EV manufacturing has been one of the major fields of competition in China-US relations. The US has accused China of subsidizing the EV industry and giving Chinese companies an unfair advantage in competing with US companies.

"The real issue is structural problems in the way that China subsidizes its industries," said Daniel Russel, former US assistant secretary of state for East Asian and Pacific Affairs.

When WM Motor was founded in 2015, the company received debt investment and low-interest loans worth 3 billion yuan ($438 million) from the local government. "But US companies like Tesla received much more support from the government than we did," said Shen. He pointed out Tesla has also received billions of dollars from the US Department of Energy and that the US accusations were groundless.

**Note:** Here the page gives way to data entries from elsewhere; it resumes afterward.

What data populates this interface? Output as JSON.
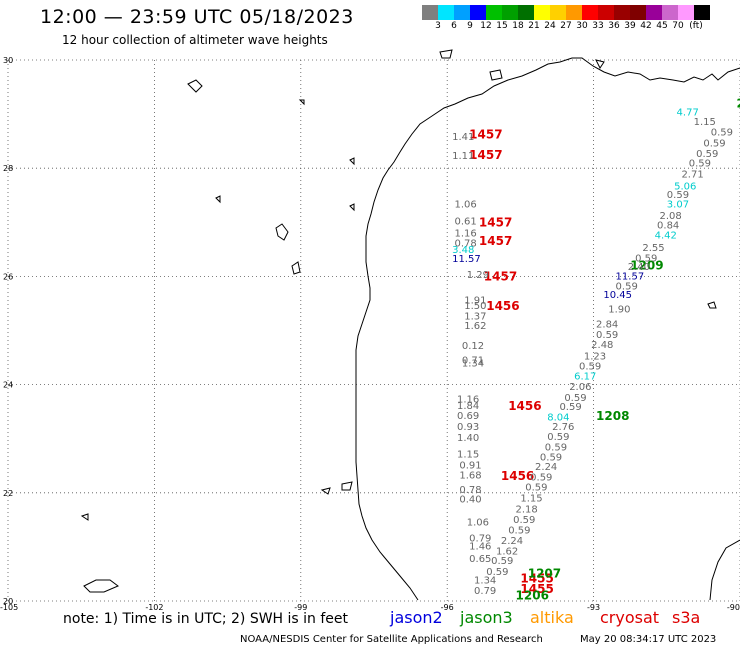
{
  "header": {
    "title": "12:00 — 23:59 UTC 05/18/2023",
    "subtitle": "12 hour collection of altimeter wave heights"
  },
  "colorbar": {
    "colors": [
      "#7f7f7f",
      "#00e5ff",
      "#00a0ff",
      "#0000ff",
      "#00c000",
      "#00a000",
      "#007000",
      "#ffff00",
      "#ffd000",
      "#ff9900",
      "#ff0000",
      "#cc0000",
      "#990000",
      "#7f0000",
      "#990099",
      "#cc66cc",
      "#ff99ff",
      "#000000"
    ],
    "labels": [
      "3",
      "6",
      "9",
      "12",
      "15",
      "18",
      "21",
      "24",
      "27",
      "30",
      "33",
      "36",
      "39",
      "42",
      "45",
      "70",
      "(ft)"
    ]
  },
  "map": {
    "lat_labels": [
      "30",
      "28",
      "26",
      "24",
      "22",
      "20"
    ],
    "lon_labels": [
      "-105",
      "-102",
      "-99",
      "-96",
      "-93",
      "-90"
    ]
  },
  "observations": [
    {
      "text": "1457",
      "color": "#dd0000",
      "lon": -95.55,
      "lat": 28.55,
      "bold": true
    },
    {
      "text": "1457",
      "color": "#dd0000",
      "lon": -95.55,
      "lat": 28.17,
      "bold": true
    },
    {
      "text": "1457",
      "color": "#dd0000",
      "lon": -95.35,
      "lat": 26.92,
      "bold": true
    },
    {
      "text": "1457",
      "color": "#dd0000",
      "lon": -95.35,
      "lat": 26.58,
      "bold": true
    },
    {
      "text": "1457",
      "color": "#dd0000",
      "lon": -95.25,
      "lat": 25.92,
      "bold": true
    },
    {
      "text": "1456",
      "color": "#dd0000",
      "lon": -95.2,
      "lat": 25.38,
      "bold": true
    },
    {
      "text": "1456",
      "color": "#dd0000",
      "lon": -94.75,
      "lat": 23.53,
      "bold": true
    },
    {
      "text": "1456",
      "color": "#dd0000",
      "lon": -94.9,
      "lat": 22.24,
      "bold": true
    },
    {
      "text": "1455",
      "color": "#dd0000",
      "lon": -94.5,
      "lat": 20.34,
      "bold": true
    },
    {
      "text": "1455",
      "color": "#dd0000",
      "lon": -94.5,
      "lat": 20.15,
      "bold": true
    },
    {
      "text": "1209",
      "color": "#008800",
      "lon": -92.25,
      "lat": 26.13,
      "bold": true
    },
    {
      "text": "1208",
      "color": "#008800",
      "lon": -92.95,
      "lat": 23.35,
      "bold": true
    },
    {
      "text": "1207",
      "color": "#008800",
      "lon": -94.35,
      "lat": 20.43,
      "bold": true
    },
    {
      "text": "1206",
      "color": "#008800",
      "lon": -94.6,
      "lat": 20.03,
      "bold": true
    },
    {
      "text": "2",
      "color": "#008800",
      "lon": -89.9,
      "lat": 29.12,
      "bold": true
    },
    {
      "text": "1.41",
      "color": "#666666",
      "lon": -95.9,
      "lat": 28.52
    },
    {
      "text": "1.11",
      "color": "#666666",
      "lon": -95.9,
      "lat": 28.17
    },
    {
      "text": "1.06",
      "color": "#666666",
      "lon": -95.85,
      "lat": 27.27
    },
    {
      "text": "0.61",
      "color": "#666666",
      "lon": -95.85,
      "lat": 26.96
    },
    {
      "text": "1.16",
      "color": "#666666",
      "lon": -95.85,
      "lat": 26.74
    },
    {
      "text": "0.78",
      "color": "#666666",
      "lon": -95.85,
      "lat": 26.55
    },
    {
      "text": "3.48",
      "color": "#00cccc",
      "lon": -95.9,
      "lat": 26.43
    },
    {
      "text": "11.57",
      "color": "#000099",
      "lon": -95.9,
      "lat": 26.27
    },
    {
      "text": "1.29",
      "color": "#666666",
      "lon": -95.6,
      "lat": 25.97
    },
    {
      "text": "1.91",
      "color": "#666666",
      "lon": -95.65,
      "lat": 25.5
    },
    {
      "text": "1.50",
      "color": "#666666",
      "lon": -95.65,
      "lat": 25.4
    },
    {
      "text": "1.37",
      "color": "#666666",
      "lon": -95.65,
      "lat": 25.2
    },
    {
      "text": "1.62",
      "color": "#666666",
      "lon": -95.65,
      "lat": 25.03
    },
    {
      "text": "0.12",
      "color": "#666666",
      "lon": -95.7,
      "lat": 24.66
    },
    {
      "text": "0.71",
      "color": "#666666",
      "lon": -95.7,
      "lat": 24.39
    },
    {
      "text": "1.34",
      "color": "#666666",
      "lon": -95.7,
      "lat": 24.33
    },
    {
      "text": "1.16",
      "color": "#666666",
      "lon": -95.8,
      "lat": 23.67
    },
    {
      "text": "1.84",
      "color": "#666666",
      "lon": -95.8,
      "lat": 23.55
    },
    {
      "text": "0.69",
      "color": "#666666",
      "lon": -95.8,
      "lat": 23.36
    },
    {
      "text": "0.93",
      "color": "#666666",
      "lon": -95.8,
      "lat": 23.16
    },
    {
      "text": "1.40",
      "color": "#666666",
      "lon": -95.8,
      "lat": 22.96
    },
    {
      "text": "1.15",
      "color": "#666666",
      "lon": -95.8,
      "lat": 22.65
    },
    {
      "text": "0.91",
      "color": "#666666",
      "lon": -95.75,
      "lat": 22.45
    },
    {
      "text": "1.68",
      "color": "#666666",
      "lon": -95.75,
      "lat": 22.26
    },
    {
      "text": "0.78",
      "color": "#666666",
      "lon": -95.75,
      "lat": 22.0
    },
    {
      "text": "0.40",
      "color": "#666666",
      "lon": -95.75,
      "lat": 21.82
    },
    {
      "text": "1.06",
      "color": "#666666",
      "lon": -95.6,
      "lat": 21.4
    },
    {
      "text": "0.79",
      "color": "#666666",
      "lon": -95.55,
      "lat": 21.1
    },
    {
      "text": "1.46",
      "color": "#666666",
      "lon": -95.55,
      "lat": 20.95
    },
    {
      "text": "0.65",
      "color": "#666666",
      "lon": -95.55,
      "lat": 20.72
    },
    {
      "text": "1.34",
      "color": "#666666",
      "lon": -95.45,
      "lat": 20.32
    },
    {
      "text": "0.79",
      "color": "#666666",
      "lon": -95.45,
      "lat": 20.13
    },
    {
      "text": "4.77",
      "color": "#00cccc",
      "lon": -91.3,
      "lat": 28.97
    },
    {
      "text": "1.15",
      "color": "#666666",
      "lon": -90.95,
      "lat": 28.8
    },
    {
      "text": "0.59",
      "color": "#666666",
      "lon": -90.6,
      "lat": 28.6
    },
    {
      "text": "0.59",
      "color": "#666666",
      "lon": -90.75,
      "lat": 28.4
    },
    {
      "text": "0.59",
      "color": "#666666",
      "lon": -90.9,
      "lat": 28.21
    },
    {
      "text": "0.59",
      "color": "#666666",
      "lon": -91.05,
      "lat": 28.03
    },
    {
      "text": "2.71",
      "color": "#666666",
      "lon": -91.2,
      "lat": 27.83
    },
    {
      "text": "5.06",
      "color": "#00cccc",
      "lon": -91.35,
      "lat": 27.61
    },
    {
      "text": "0.59",
      "color": "#666666",
      "lon": -91.5,
      "lat": 27.45
    },
    {
      "text": "3.07",
      "color": "#00cccc",
      "lon": -91.5,
      "lat": 27.27
    },
    {
      "text": "2.08",
      "color": "#666666",
      "lon": -91.65,
      "lat": 27.06
    },
    {
      "text": "0.84",
      "color": "#666666",
      "lon": -91.7,
      "lat": 26.89
    },
    {
      "text": "4.42",
      "color": "#00cccc",
      "lon": -91.75,
      "lat": 26.7
    },
    {
      "text": "2.55",
      "color": "#666666",
      "lon": -92.0,
      "lat": 26.47
    },
    {
      "text": "0.59",
      "color": "#666666",
      "lon": -92.15,
      "lat": 26.28
    },
    {
      "text": "2.40",
      "color": "#666666",
      "lon": -92.3,
      "lat": 26.12
    },
    {
      "text": "11.57",
      "color": "#000099",
      "lon": -92.55,
      "lat": 25.94
    },
    {
      "text": "0.59",
      "color": "#666666",
      "lon": -92.55,
      "lat": 25.76
    },
    {
      "text": "10.45",
      "color": "#000099",
      "lon": -92.8,
      "lat": 25.6
    },
    {
      "text": "1.90",
      "color": "#666666",
      "lon": -92.7,
      "lat": 25.33
    },
    {
      "text": "2.84",
      "color": "#666666",
      "lon": -92.95,
      "lat": 25.06
    },
    {
      "text": "0.59",
      "color": "#666666",
      "lon": -92.95,
      "lat": 24.86
    },
    {
      "text": "2.48",
      "color": "#666666",
      "lon": -93.05,
      "lat": 24.68
    },
    {
      "text": "1.23",
      "color": "#666666",
      "lon": -93.2,
      "lat": 24.46
    },
    {
      "text": "0.59",
      "color": "#666666",
      "lon": -93.3,
      "lat": 24.28
    },
    {
      "text": "6.17",
      "color": "#00cccc",
      "lon": -93.4,
      "lat": 24.09
    },
    {
      "text": "2.06",
      "color": "#666666",
      "lon": -93.5,
      "lat": 23.9
    },
    {
      "text": "0.59",
      "color": "#666666",
      "lon": -93.6,
      "lat": 23.7
    },
    {
      "text": "0.59",
      "color": "#666666",
      "lon": -93.7,
      "lat": 23.53
    },
    {
      "text": "8.04",
      "color": "#00cccc",
      "lon": -93.95,
      "lat": 23.34
    },
    {
      "text": "2.76",
      "color": "#666666",
      "lon": -93.85,
      "lat": 23.16
    },
    {
      "text": "0.59",
      "color": "#666666",
      "lon": -93.95,
      "lat": 22.98
    },
    {
      "text": "0.59",
      "color": "#666666",
      "lon": -94.0,
      "lat": 22.78
    },
    {
      "text": "0.59",
      "color": "#666666",
      "lon": -94.1,
      "lat": 22.6
    },
    {
      "text": "2.24",
      "color": "#666666",
      "lon": -94.2,
      "lat": 22.42
    },
    {
      "text": "0.59",
      "color": "#666666",
      "lon": -94.3,
      "lat": 22.23
    },
    {
      "text": "0.59",
      "color": "#666666",
      "lon": -94.4,
      "lat": 22.04
    },
    {
      "text": "1.15",
      "color": "#666666",
      "lon": -94.5,
      "lat": 21.84
    },
    {
      "text": "2.18",
      "color": "#666666",
      "lon": -94.6,
      "lat": 21.64
    },
    {
      "text": "0.59",
      "color": "#666666",
      "lon": -94.65,
      "lat": 21.44
    },
    {
      "text": "0.59",
      "color": "#666666",
      "lon": -94.75,
      "lat": 21.25
    },
    {
      "text": "2.24",
      "color": "#666666",
      "lon": -94.9,
      "lat": 21.05
    },
    {
      "text": "1.62",
      "color": "#666666",
      "lon": -95.0,
      "lat": 20.86
    },
    {
      "text": "0.59",
      "color": "#666666",
      "lon": -95.1,
      "lat": 20.68
    },
    {
      "text": "0.59",
      "color": "#666666",
      "lon": -95.2,
      "lat": 20.48
    }
  ],
  "footer": {
    "note": "note:  1) Time is in UTC;  2) SWH is in feet",
    "legend": [
      {
        "label": "jason2",
        "color": "#0000dd"
      },
      {
        "label": "jason3",
        "color": "#008800"
      },
      {
        "label": "altika",
        "color": "#ff9900"
      },
      {
        "label": "cryosat",
        "color": "#dd0000"
      },
      {
        "label": "s3a",
        "color": "#dd0000"
      }
    ],
    "credit": "NOAA/NESDIS Center for Satellite Applications and Research",
    "date": "May 20 08:34:17 UTC 2023"
  }
}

In 2018, US president Donald Trump launched a trade war on China, imposing billions of dollars in tariffs on Chinese products to counter the "economic threat". Three years into the Biden presidency, the tariffs have yet to be lifted, which many economists from both sides are calling for.

But experts believe the tariffs are not only harmful to the global economy, but have led the US away from free trade and toward protectionism.

"The US is no longer a free trade country. The launching of a trade war with China by president Trump, the putting on of the China tariffs, the fact that president Biden has left those tariffs in place, the fact that we pulled out of the Trans-Pacific Partnership," said Stapleton Roy, former US ambassador to China.

China's growing presence in the high-tech field has become a priority concern for US policy makers. In August, the US passed the CHIPS and Science Act, which gives $52 billion for US companies over 5 years to grow their semiconductor manufacturing. In October, the US imposed sweeping restrictions on China to cripple its semiconductor industry. From the US Capitol to the White House, it's clear that these acts are meant to suppress China's technological development.

The Biden administration has launched so-called smart competition with China and has shifted its focus onto technology.

"They believe that technology will determine whether the US can maintain the military and economic advantage, vis a vis China," said Wu Xinbo, dean of the Institute of International Studies at Fudan University.

With the growing tensions, experts have called for proper management of the crisis between the US and China.

"There is a real urgency for the US and China working to heal their bilateral relations overall, and to ensure that the competition between us which is inevitable, is the kind of constructive competition that makes both sides better, better competitors, and not the destructive rivalry in which each side is seeking to harm and undermine the other," said Russel.